ORIGINAL EQUIPMENT MANUFACTURER (OEM) NOTES
FCC Caution: Any changes or modifications not expressly approved by the party responsible for compliance could void the user's authority to operate this equipment.
The OEM must certify the final end product to comply with unintentional radiators (FCC Sections 15.107 and 15.109) before declaring compliance of the final product to Part 15 of the FCC rules and regulations. Integration into devices that are directly or indirectly connected to AC lines must add with Class II Permissive Change.
The OEM must comply with the FCC labeling requirements. If the module's label is not visible when installed, then an additional permanent label must be applied on the outside of the finished product which states: "Contains transmitter module FCC ID: 2AOFDL-LRNTB25". Additionally, the following statement should be included on the label and in the final product's user manual: "This device complies with Part 15 of the FCC Rules. Operation is subject to the following two conditions: (1) This device may not cause harmful interferences, and (2) this device must accept any interference received, including interference that may cause undesired operation."
The module is allowed to be installed in mobile and portable applications. A module or modules can only be used without additional authorizations if they have been tested and granted under the same intended end-use operational conditions, including simultaneous transmission operations. When they have not been tested and granted in this manner, additional testing and/or FCC application filing may be required. The most straightforward approach to address additional testing conditions is to have the grantee responsible for the certification of at least one of the modules submit a permissive change application. When having a module grantee file a permissive change is not practical or feasible, the following guidance provides some additional options for host manufacturers. Integrations using modules where additional testing and/or FCC application filing(s) may be required are: (A) a module used in devices requiring additional RF exposure compliance information (e.g., MPE evaluation or SAR testing); (B) limited and/or split modules not meeting all of the module requirements; and (C) simultaneous transmissions for independent collocated transmitters not previously granted together.
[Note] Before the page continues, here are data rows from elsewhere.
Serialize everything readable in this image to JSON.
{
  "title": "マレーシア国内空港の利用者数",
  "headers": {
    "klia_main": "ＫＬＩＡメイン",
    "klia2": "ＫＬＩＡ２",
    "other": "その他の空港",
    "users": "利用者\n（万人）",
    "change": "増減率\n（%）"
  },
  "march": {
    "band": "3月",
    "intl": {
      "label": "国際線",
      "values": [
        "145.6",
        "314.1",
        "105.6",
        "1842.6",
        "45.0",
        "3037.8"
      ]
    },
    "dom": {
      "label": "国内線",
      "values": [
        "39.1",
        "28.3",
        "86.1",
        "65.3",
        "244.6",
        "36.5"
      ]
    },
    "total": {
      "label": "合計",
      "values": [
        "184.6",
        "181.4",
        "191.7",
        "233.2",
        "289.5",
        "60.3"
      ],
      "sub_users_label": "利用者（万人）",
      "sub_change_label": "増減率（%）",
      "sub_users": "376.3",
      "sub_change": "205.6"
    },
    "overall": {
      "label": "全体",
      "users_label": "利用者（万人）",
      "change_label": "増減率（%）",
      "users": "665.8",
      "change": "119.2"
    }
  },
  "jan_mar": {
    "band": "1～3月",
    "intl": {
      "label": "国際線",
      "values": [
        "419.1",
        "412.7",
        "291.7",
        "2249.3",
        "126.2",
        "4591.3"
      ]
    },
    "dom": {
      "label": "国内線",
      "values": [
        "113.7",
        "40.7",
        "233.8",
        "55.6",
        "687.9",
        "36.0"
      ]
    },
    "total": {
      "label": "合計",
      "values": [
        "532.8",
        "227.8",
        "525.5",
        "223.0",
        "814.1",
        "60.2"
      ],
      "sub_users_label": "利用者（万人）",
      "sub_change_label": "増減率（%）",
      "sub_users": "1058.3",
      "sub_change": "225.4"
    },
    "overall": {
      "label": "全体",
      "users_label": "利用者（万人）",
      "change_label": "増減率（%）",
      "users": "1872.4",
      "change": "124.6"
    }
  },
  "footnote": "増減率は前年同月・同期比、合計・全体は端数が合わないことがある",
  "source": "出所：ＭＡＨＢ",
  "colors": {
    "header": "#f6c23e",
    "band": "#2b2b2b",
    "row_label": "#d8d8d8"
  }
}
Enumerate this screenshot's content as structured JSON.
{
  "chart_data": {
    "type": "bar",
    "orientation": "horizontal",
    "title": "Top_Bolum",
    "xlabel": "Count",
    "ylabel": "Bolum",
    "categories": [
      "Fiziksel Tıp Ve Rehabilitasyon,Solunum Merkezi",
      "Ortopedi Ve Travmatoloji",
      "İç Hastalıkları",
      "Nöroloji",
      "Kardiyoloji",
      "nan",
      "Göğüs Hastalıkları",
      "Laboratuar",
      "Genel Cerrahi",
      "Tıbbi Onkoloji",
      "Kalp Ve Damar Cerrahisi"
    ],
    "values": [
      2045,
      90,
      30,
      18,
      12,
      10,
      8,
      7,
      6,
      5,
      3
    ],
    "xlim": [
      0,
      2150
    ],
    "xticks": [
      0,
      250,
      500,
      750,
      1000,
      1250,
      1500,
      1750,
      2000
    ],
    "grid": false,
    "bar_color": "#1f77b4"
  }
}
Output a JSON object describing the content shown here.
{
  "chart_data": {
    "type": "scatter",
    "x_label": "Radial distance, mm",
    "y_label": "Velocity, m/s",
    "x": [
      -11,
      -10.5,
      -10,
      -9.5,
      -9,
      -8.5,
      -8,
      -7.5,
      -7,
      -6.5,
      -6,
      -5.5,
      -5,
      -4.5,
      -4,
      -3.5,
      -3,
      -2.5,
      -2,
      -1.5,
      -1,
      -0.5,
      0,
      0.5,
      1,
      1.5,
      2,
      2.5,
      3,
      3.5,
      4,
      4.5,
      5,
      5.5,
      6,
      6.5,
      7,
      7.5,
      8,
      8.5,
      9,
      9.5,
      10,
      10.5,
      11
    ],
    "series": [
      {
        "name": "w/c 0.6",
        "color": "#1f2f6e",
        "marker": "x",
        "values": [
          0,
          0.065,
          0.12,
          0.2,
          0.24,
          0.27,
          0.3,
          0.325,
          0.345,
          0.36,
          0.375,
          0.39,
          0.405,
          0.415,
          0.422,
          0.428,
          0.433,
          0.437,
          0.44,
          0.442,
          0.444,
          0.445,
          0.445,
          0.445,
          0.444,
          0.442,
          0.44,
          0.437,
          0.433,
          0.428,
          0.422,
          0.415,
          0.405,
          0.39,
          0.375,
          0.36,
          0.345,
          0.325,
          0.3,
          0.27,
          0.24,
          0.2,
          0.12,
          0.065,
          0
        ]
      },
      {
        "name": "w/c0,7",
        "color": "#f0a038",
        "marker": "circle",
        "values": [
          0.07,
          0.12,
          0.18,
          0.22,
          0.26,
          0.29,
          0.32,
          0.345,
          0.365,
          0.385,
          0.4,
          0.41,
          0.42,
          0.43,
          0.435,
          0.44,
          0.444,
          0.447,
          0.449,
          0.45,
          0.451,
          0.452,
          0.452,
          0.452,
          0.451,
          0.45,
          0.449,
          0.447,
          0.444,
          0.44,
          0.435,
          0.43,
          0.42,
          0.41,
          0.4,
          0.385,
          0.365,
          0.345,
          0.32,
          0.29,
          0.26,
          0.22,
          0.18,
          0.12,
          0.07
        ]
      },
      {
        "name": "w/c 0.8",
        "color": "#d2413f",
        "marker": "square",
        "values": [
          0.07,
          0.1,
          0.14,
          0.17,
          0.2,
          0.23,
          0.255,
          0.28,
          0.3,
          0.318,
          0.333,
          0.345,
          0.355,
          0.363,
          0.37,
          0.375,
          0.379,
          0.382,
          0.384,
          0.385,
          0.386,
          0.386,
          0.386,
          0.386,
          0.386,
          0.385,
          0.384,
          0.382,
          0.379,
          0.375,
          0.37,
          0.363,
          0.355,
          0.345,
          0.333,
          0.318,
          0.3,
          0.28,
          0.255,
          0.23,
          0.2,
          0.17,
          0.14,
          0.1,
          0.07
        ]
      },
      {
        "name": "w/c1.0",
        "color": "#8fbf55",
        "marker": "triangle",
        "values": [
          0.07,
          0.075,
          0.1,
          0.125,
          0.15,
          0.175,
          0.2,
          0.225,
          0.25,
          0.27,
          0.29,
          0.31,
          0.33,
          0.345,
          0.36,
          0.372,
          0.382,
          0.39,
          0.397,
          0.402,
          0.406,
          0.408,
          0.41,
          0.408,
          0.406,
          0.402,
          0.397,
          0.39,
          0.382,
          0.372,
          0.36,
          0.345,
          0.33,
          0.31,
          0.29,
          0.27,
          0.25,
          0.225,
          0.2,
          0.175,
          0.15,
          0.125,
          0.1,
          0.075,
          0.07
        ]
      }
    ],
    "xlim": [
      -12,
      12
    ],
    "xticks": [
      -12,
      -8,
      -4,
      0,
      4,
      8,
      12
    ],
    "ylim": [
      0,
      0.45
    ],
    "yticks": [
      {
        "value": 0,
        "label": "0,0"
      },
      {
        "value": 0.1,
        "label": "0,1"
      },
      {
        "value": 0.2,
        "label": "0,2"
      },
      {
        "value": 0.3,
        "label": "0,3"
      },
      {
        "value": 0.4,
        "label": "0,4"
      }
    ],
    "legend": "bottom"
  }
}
This Module is full modular approval, it is limited to OEM installation ONLY. Integration into devices that are directly or indirectly connected to AC lines must add with Class II Permissive Change. (OEM) Integrator has to assure compliance of the entire end product include the integrated Module. Additional measurements (15B) and/or equipment authorizations (e.g. Verification) may need to be addressed depending on co-location or simultaneous transmission issues if applicable. (OEM) Integrator is reminded to assure that these installation instructions will not be made available to the end user.